Direct High Affinity Interaction between Aβ42 and GSK3α Stimulates Hyperphosphorylation of Tau. A New Molecular Link in Alzheimer's Disease?

Amyloid beta peptide (A beta 42) assemblies are considered central to the development of Alzheimer's disease, but the mechanism of this toxicity remains unresolved. We screened protein microarrays with on-pathway oligomeric A beta 42 to identify candidate proteins interacting with toxic A beta 42 species. Samples prepared from Alexa546-A beta 42 and A beta 42 monomers at 1:5 molar ratio were incubated with the array during a time window of the amyloid fibril formation reaction during which the maximum number of transient oligomers exist in the reaction flux.
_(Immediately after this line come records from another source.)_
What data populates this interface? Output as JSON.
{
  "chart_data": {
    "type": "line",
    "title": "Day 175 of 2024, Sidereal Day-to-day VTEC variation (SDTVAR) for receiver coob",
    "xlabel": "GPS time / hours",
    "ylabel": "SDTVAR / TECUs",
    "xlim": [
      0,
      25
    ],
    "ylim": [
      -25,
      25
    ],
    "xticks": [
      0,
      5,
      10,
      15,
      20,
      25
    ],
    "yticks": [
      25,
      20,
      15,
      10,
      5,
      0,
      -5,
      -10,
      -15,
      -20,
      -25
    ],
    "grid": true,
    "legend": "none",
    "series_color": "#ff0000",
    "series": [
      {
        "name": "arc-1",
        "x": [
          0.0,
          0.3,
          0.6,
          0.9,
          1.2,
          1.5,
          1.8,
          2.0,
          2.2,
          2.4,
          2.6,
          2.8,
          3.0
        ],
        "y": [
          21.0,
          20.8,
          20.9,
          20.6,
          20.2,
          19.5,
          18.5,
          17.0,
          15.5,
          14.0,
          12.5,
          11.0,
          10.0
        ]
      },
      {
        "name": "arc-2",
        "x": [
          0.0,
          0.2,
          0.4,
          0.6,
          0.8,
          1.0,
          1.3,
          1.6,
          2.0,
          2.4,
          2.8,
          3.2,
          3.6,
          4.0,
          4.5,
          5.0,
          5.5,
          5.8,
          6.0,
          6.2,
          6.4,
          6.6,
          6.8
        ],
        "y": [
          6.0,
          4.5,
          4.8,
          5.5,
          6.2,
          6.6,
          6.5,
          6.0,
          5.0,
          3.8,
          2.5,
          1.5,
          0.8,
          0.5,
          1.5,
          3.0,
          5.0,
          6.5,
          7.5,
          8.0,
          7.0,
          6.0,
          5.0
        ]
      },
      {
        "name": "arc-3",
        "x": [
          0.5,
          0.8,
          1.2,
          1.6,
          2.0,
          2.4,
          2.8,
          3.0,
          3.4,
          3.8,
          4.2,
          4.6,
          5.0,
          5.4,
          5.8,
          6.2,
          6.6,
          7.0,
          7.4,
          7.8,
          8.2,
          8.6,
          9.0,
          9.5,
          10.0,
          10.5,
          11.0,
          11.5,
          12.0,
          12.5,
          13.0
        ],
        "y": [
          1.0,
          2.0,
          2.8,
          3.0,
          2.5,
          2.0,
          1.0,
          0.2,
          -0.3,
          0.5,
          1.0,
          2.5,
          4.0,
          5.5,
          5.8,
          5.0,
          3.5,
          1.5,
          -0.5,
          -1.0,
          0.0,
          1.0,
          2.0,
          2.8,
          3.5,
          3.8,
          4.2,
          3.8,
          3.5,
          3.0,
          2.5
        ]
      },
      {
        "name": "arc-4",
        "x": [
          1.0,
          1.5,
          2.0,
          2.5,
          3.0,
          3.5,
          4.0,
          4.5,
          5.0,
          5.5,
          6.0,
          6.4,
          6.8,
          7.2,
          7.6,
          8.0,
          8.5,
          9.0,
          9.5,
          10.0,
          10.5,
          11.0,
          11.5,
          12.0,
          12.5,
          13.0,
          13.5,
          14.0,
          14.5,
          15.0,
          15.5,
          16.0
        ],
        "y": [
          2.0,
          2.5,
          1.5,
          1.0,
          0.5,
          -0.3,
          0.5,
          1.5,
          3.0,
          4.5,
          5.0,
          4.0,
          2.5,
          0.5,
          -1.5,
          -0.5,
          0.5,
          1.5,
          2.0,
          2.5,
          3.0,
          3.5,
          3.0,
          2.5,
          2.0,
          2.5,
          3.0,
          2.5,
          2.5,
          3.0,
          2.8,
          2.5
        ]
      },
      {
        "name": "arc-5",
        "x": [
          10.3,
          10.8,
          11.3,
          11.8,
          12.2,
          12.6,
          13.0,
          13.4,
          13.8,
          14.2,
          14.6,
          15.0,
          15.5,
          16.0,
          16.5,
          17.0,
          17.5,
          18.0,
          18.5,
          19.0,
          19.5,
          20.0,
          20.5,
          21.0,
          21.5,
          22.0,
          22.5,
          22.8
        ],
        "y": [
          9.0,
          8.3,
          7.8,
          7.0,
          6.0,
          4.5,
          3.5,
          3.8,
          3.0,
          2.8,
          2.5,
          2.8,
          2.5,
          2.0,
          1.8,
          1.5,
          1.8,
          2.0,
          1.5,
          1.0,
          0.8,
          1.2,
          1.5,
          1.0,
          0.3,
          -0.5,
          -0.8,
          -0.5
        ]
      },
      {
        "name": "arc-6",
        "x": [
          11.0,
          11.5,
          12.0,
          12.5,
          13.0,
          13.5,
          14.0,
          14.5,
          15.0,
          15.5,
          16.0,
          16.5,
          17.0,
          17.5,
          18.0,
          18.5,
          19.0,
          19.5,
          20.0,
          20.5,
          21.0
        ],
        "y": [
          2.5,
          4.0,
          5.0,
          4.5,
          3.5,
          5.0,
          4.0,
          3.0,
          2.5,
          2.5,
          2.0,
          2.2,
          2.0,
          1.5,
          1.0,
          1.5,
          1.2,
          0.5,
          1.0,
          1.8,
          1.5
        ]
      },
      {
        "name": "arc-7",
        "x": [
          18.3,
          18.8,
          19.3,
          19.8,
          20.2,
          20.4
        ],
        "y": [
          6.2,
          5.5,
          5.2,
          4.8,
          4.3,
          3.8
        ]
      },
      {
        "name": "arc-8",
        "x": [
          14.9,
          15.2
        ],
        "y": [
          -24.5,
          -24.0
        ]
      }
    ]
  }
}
A specific interaction was detected between A beta 42 and glycogen synthase kinase 3 alpha (GSK3 alpha), a kinase previously implicated in the disease pathology. This interaction was validated with anti-GSK3 alpha immunoprecipitation assays in neuronal cell lysates. Confocal microscopy studies further identified colocalization of A beta 42 and GSK3 alpha in neurites of mature primary mouse neurons. A high binding affinity (K-D = 1 nM) was measured between Alexa488-A beta 42 and GSK3 alpha in solution using thermophoresis. An even lower apparent K-D was estimated between GSK3 alpha and dextranimmobilized A beta 42 in surface plasmon resonance experiments. Parallel experiments with GSIC3 beta also identified colocalization and high affinity binding to this isoform. GSK3 alpha-mediated hyperphosphorylation of the protein tau was found to be stimulated by A beta 42 in in vitro phosphorylation assays and identified a functional relationship between the proteins. We uncover a direct and functional molecular link between A beta 42 and GSK3 alpha, which opens an important avenue toward understanding the mechanism of A beta 42-mediated neuronal toxicity in Alzheimer's disease.